Wojciech Modest Amaro z marką ze Stuttgartu związany jest nie od dziś. Jeden z najlepszych szefów kuchni od lat siada za kierownicą najnowszych i najszybszych modeli Porsche. Spalinowe silniki brzmią fenomenalnie, ale dla świeżo upieczonego rolnika ważniejsza jest ekologia, dlatego z traktora przesiadł się prosto do elektrycznego sportowca. Po przejechaniu pierwszych kilometrów był zachwycony! O jakim aucie mowa?
Na podjeździe kucharza pojawiło się najnowsze Porsche Taycan Turbo w malowaniu Carmine Red. To pierwszy w pełni elektryczny model marki ze Stuttgartu-Zuffenhausen, który w wersji Turbo oferuje do 680 KM mocy, dzięki czemu jest w stanie rozpędzić się do pierwszej „setki” w 3,2 sekundy.

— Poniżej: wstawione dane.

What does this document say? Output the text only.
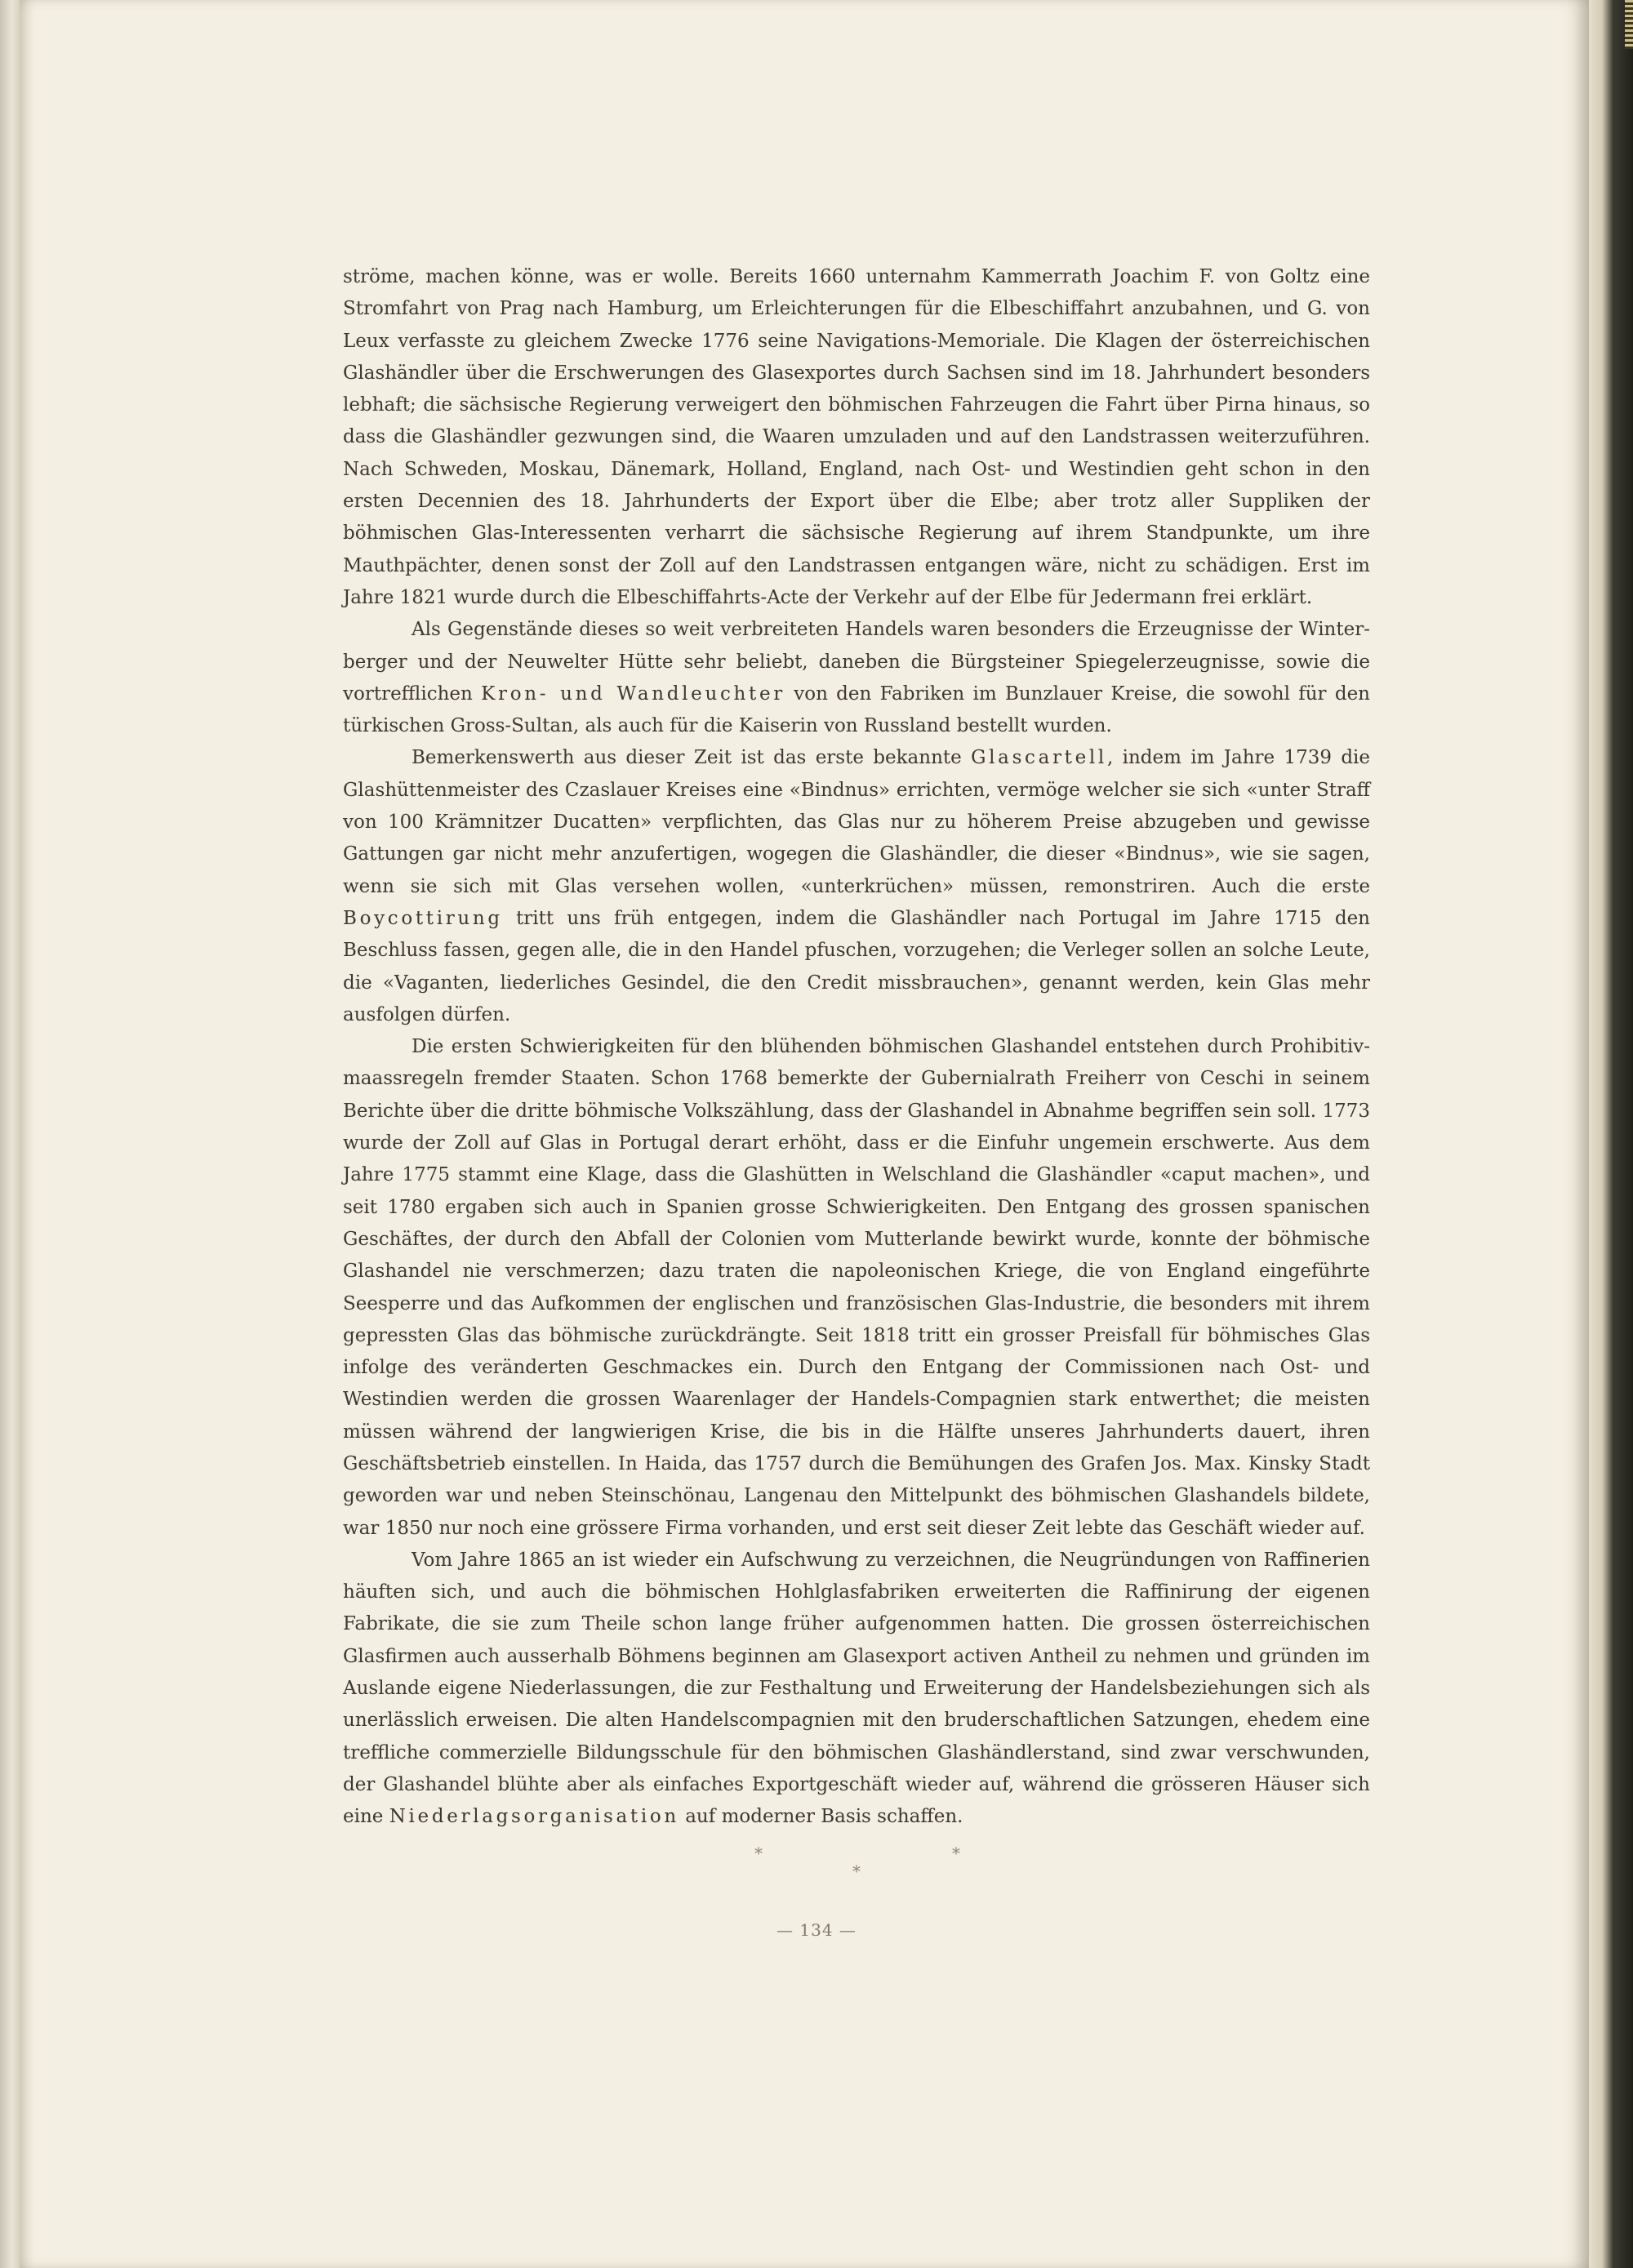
ströme, machen könne, was er wolle. Bereits 1660 unternahm Kammerrath Joachim F. von Goltz eine Stromfahrt von Prag nach Hamburg, um Erleichterungen für die Elbeschiffahrt anzubahnen, und G. von Leux verfasste zu gleichem Zwecke 1776 seine Navigations-Memoriale. Die Klagen der österreichischen Glashändler über die Erschwerungen des Glasexportes durch Sachsen sind im 18. Jahrhundert besonders lebhaft; die sächsische Regierung verweigert den böhmischen Fahrzeugen die Fahrt über Pirna hinaus, so dass die Glashändler gezwungen sind, die Waaren umzuladen und auf den Landstrassen weiterzuführen. Nach Schweden, Moskau, Dänemark, Holland, England, nach Ost- und Westindien geht schon in den ersten Decennien des 18. Jahrhunderts der Export über die Elbe; aber trotz aller Suppliken der böhmischen Glas-Interessenten verharrt die sächsische Regierung auf ihrem Standpunkte, um ihre Mauthpächter, denen sonst der Zoll auf den Landstrassen entgangen wäre, nicht zu schädigen. Erst im Jahre 1821 wurde durch die Elbeschiffahrts-Acte der Verkehr auf der Elbe für Jedermann frei erklärt.

Als Gegenstände dieses so weit verbreiteten Handels waren besonders die Erzeugnisse der Winterberger und der Neuwelter Hütte sehr beliebt, daneben die Bürgsteiner Spiegelerzeugnisse, sowie die vortrefflichen Kron- und Wandleuchter von den Fabriken im Bunzlauer Kreise, die sowohl für den türkischen Gross-Sultan, als auch für die Kaiserin von Russland bestellt wurden.

Bemerkenswerth aus dieser Zeit ist das erste bekannte Glascartell, indem im Jahre 1739 die Glashüttenmeister des Czaslauer Kreises eine «Bindnus» errichten, vermöge welcher sie sich «unter Straff von 100 Krämnitzer Ducatten» verpflichten, das Glas nur zu höherem Preise abzugeben und gewisse Gattungen gar nicht mehr anzufertigen, wogegen die Glashändler, die dieser «Bindnus», wie sie sagen, wenn sie sich mit Glas versehen wollen, «unterkrüchen» müssen, remonstriren. Auch die erste Boycottirung tritt uns früh entgegen, indem die Glashändler nach Portugal im Jahre 1715 den Beschluss fassen, gegen alle, die in den Handel pfuschen, vorzugehen; die Verleger sollen an solche Leute, die «Vaganten, liederliches Gesindel, die den Credit missbrauchen», genannt werden, kein Glas mehr ausfolgen dürfen.

Die ersten Schwierigkeiten für den blühenden böhmischen Glashandel entstehen durch Prohibitivmaassregeln fremder Staaten. Schon 1768 bemerkte der Gubernialrath Freiherr von Ceschi in seinem Berichte über die dritte böhmische Volkszählung, dass der Glashandel in Abnahme begriffen sein soll. 1773 wurde der Zoll auf Glas in Portugal derart erhöht, dass er die Einfuhr ungemein erschwerte. Aus dem Jahre 1775 stammt eine Klage, dass die Glashütten in Welschland die Glashändler «caput machen», und seit 1780 ergaben sich auch in Spanien grosse Schwierigkeiten. Den Entgang des grossen spanischen Geschäftes, der durch den Abfall der Colonien vom Mutterlande bewirkt wurde, konnte der böhmische Glashandel nie verschmerzen; dazu traten die napoleonischen Kriege, die von England eingeführte Seesperre und das Aufkommen der englischen und französischen Glas-Industrie, die besonders mit ihrem gepressten Glas das böhmische zurückdrängte. Seit 1818 tritt ein grosser Preisfall für böhmisches Glas infolge des veränderten Geschmackes ein. Durch den Entgang der Commissionen nach Ost- und Westindien werden die grossen Waarenlager der Handels-Compagnien stark entwerthet; die meisten müssen während der langwierigen Krise, die bis in die Hälfte unseres Jahrhunderts dauert, ihren Geschäftsbetrieb einstellen. In Haida, das 1757 durch die Bemühungen des Grafen Jos. Max. Kinsky Stadt geworden war und neben Steinschönau, Langenau den Mittelpunkt des böhmischen Glashandels bildete, war 1850 nur noch eine grössere Firma vorhanden, und erst seit dieser Zeit lebte das Geschäft wieder auf.

Vom Jahre 1865 an ist wieder ein Aufschwung zu verzeichnen, die Neugründungen von Raffinerien häuften sich, und auch die böhmischen Hohlglasfabriken erweiterten die Raffinirung der eigenen Fabrikate, die sie zum Theile schon lange früher aufgenommen hatten. Die grossen österreichischen Glasfirmen auch ausserhalb Böhmens beginnen am Glasexport activen Antheil zu nehmen und gründen im Auslande eigene Niederlassungen, die zur Festhaltung und Erweiterung der Handelsbeziehungen sich als unerlässlich erweisen. Die alten Handelscompagnien mit den bruderschaftlichen Satzungen, ehedem eine treffliche commerzielle Bildungsschule für den böhmischen Glashändlerstand, sind zwar verschwunden, der Glashandel blühte aber als einfaches Exportgeschäft wieder auf, während die grösseren Häuser sich eine Niederlagsorganisation auf moderner Basis schaffen.

*
*
*
— 134 —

Kiedy zabieram pasażera, lubię sobie zażartować, mówiąc w czasie jazdy "Proszę o pozwolenie na start". Zwykle czuję na sobie zdziwione spojrzenie osoby siedzącej obok. Wtedy wystarczy, że wcisnę gaz do dechy i Taycan przyspiesza jak odrzutowiec, wciskając nas w fotele.
Zajedzie daleko
Sportowe osiągi to nie wszystko, bowiem z opcjonalną baterią Performance Battery Plus o pojemności 93,4 kWh, Taycan Turbo może przejechać prawie 500 km na jednym ładowaniu. Jakby tego było mało, pod ładowarką Taycan nie musi spędzić połowy dnia. Porsche Taycan może się ładować z maksymalną mocą 270 kW, co oznacza, że w idealnych warunkach czas naładowania akumulatora od 5 do 80 proc. zajmuje lekko ponad 20 minut.
Ile kosztuje?
W polskiej ofercie Porsche dostępnych jest kilka wariantów nowego Porsche Taycan. Zarówno zwykły Taycan, jak i praktyczna odmiana Cross Turismo, występują w wersjach 4, 4S, Turbo oraz Turbo S. W zależności od tego, czego od auta wymaga klient, cena modelu waha się od 389 do nawet 810 tys. złotych.